Teninde çiçekler açmış, kokunu içime her çekişimde bahar havası soluyorum..
Bu bölüm gökyüzünün kanlı yaşları olan yağmur damlalarına itaf edilmiştir.
🌙
Hiçlik.
Meçhulde kaybolmak.Ruhun çıplaklığı ne demek bilir misiniz? Diğerlerinin başlarını koyacak bir omzu vardır ama siz üzerinize geceyi örtüp kendinizi soyutlarsınız herkesten. Diğerleri kahkahalar ile gülerken, siz her güldüğünüzde kalbinize batan mızraklar ile acıya dayanmaya çalışırsınız. Bu yüzden de gülümsemelerinizi hayatınızın kanlı defterine gözyaşlarınız ile yazıp o defteri ateşe verirsiniz. Bir mucize istersiniz, fazlasını değil. Ama hayat bencildir, ama hayat cimridir. O mucizeyle aranıza her zaman uçurumlar koyar. O uçurumlardan atlamak isteyince de kanatlarınız kırılır.
O kırılan kanatlarınızın bir parçasını daima kalbinizde taşırsınız.
Bu bir kısır döngüdür.
Gündüz geceyi öldürüp cinayetini yok sayarak yine sabaha erdirmişti gözyaşlarını yastığına akıtan herkesi. Okyanus harelerin sahibi kafasındaki düşünce bataklığından çıkmaya çalıyordu ama başarılı olduğu söylenemezdi. Sabah olduğunu anlamamıştı bile.
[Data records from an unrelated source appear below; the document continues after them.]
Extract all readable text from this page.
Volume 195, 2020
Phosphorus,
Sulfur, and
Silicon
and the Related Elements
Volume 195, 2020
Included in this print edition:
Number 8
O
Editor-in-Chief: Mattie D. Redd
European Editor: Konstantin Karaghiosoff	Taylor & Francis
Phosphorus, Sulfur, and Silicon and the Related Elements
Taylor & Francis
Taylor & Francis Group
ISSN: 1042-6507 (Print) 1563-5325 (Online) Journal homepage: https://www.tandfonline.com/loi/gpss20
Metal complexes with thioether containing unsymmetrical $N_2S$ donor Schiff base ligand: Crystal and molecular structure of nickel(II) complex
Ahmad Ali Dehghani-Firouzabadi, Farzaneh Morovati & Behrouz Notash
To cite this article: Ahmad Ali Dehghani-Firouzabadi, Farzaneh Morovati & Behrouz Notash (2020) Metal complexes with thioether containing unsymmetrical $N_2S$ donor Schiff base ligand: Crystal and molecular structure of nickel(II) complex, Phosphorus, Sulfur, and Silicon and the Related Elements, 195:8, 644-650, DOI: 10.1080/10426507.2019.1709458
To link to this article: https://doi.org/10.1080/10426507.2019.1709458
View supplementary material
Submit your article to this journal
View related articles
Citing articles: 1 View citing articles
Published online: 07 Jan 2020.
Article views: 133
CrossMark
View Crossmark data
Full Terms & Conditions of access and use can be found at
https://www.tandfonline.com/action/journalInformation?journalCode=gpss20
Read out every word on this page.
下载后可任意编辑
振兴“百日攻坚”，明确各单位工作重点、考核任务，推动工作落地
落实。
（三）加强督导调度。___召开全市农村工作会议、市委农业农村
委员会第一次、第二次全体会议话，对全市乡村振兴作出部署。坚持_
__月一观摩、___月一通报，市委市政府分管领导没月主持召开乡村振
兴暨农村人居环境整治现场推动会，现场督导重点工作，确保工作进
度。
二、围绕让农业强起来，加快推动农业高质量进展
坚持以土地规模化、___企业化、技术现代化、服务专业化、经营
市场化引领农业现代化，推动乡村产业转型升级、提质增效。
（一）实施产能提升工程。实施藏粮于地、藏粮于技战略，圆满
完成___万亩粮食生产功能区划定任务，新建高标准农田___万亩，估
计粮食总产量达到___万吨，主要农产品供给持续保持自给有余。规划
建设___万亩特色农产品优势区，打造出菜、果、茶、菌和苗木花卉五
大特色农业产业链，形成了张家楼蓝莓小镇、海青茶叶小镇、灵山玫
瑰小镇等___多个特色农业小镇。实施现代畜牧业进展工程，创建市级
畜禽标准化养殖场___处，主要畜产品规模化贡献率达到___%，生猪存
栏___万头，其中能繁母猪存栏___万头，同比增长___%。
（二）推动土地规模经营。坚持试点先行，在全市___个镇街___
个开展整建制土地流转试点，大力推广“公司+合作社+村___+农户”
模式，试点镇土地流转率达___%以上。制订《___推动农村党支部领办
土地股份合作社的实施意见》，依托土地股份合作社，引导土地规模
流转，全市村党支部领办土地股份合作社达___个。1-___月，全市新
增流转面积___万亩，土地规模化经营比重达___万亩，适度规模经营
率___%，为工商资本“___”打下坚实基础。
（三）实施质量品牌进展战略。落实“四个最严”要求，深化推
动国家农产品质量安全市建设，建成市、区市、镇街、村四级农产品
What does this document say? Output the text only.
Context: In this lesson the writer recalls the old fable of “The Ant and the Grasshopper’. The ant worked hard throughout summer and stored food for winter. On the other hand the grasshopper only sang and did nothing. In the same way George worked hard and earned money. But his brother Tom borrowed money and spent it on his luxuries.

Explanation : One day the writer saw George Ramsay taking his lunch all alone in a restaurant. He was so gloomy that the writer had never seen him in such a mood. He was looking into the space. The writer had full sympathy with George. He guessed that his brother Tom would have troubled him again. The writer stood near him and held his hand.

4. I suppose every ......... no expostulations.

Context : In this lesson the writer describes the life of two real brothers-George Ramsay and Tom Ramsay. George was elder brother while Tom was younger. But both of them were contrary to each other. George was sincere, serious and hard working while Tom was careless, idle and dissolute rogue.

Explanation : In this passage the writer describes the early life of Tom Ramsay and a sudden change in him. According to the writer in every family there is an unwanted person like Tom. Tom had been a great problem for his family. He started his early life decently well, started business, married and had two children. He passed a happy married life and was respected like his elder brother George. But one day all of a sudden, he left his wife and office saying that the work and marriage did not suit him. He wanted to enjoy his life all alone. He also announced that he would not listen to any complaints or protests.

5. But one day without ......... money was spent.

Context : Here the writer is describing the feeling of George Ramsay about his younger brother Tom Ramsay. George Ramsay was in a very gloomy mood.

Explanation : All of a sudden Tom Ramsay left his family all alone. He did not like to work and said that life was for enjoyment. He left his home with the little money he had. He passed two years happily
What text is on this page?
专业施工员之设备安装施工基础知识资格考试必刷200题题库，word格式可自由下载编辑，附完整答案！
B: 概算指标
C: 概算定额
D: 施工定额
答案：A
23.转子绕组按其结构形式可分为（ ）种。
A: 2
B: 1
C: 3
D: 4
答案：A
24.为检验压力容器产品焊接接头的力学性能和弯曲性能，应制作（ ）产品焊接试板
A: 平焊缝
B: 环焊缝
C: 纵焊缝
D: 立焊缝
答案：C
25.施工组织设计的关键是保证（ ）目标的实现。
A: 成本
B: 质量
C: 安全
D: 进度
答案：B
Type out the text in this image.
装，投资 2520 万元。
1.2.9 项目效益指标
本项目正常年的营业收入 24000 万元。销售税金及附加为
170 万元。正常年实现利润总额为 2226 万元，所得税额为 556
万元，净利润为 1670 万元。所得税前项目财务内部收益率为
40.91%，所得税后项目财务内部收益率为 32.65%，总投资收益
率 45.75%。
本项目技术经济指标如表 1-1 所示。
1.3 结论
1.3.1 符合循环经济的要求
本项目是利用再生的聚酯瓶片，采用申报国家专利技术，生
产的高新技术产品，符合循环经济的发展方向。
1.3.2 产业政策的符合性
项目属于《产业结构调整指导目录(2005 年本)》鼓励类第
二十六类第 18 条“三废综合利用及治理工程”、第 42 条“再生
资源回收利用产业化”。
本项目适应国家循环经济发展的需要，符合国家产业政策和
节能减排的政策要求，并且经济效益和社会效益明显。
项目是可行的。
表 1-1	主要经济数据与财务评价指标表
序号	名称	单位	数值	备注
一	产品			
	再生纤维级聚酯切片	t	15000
Elindeki kalemi ritmik bir şekilde deftere vuruyor, kafasındaki zebaniler ile iş birliği yapıyordu.
Sanki tanrı her şeytanın içinde bir yerlerde cenneti taşıdığını göstermek için onu var etmişti.
Kalemi defterin üzerine fırlatıp ellerini şakaklarına çıkardı. Dayanmaya çalışıyordu. Yine dokunmak istiyordu Lara'ya. Teninde kaybolmak, kokusunda sarhoş olmak istiyordu. Kaç saattir kendini dizginlemek için defterin sayfalarını kalemin mezarı yapıyordu kendisi de bilmiyordu.
Odanın her köşesine yayılmış olan kağıtlara baktı. Her birinde Lara vardı. Hepsi bir köşedeydi çünkü Poyraz Lara'yı kağıtlara içindeki varlığı kadar güzel bir şekilde dökemiyordu.
Lara'nın kutsal olduğu en güzel yer, Poyraz'ın hiç durmadan mısralar öldüren kalbiydi.
Lara uyanmadan Poyraz bu çizimleri bir yere kaldırsa iyi olacaktı çünkü bu çizimleri görürse kafası karışacaktı ve Poyraz bunu istemiyordu.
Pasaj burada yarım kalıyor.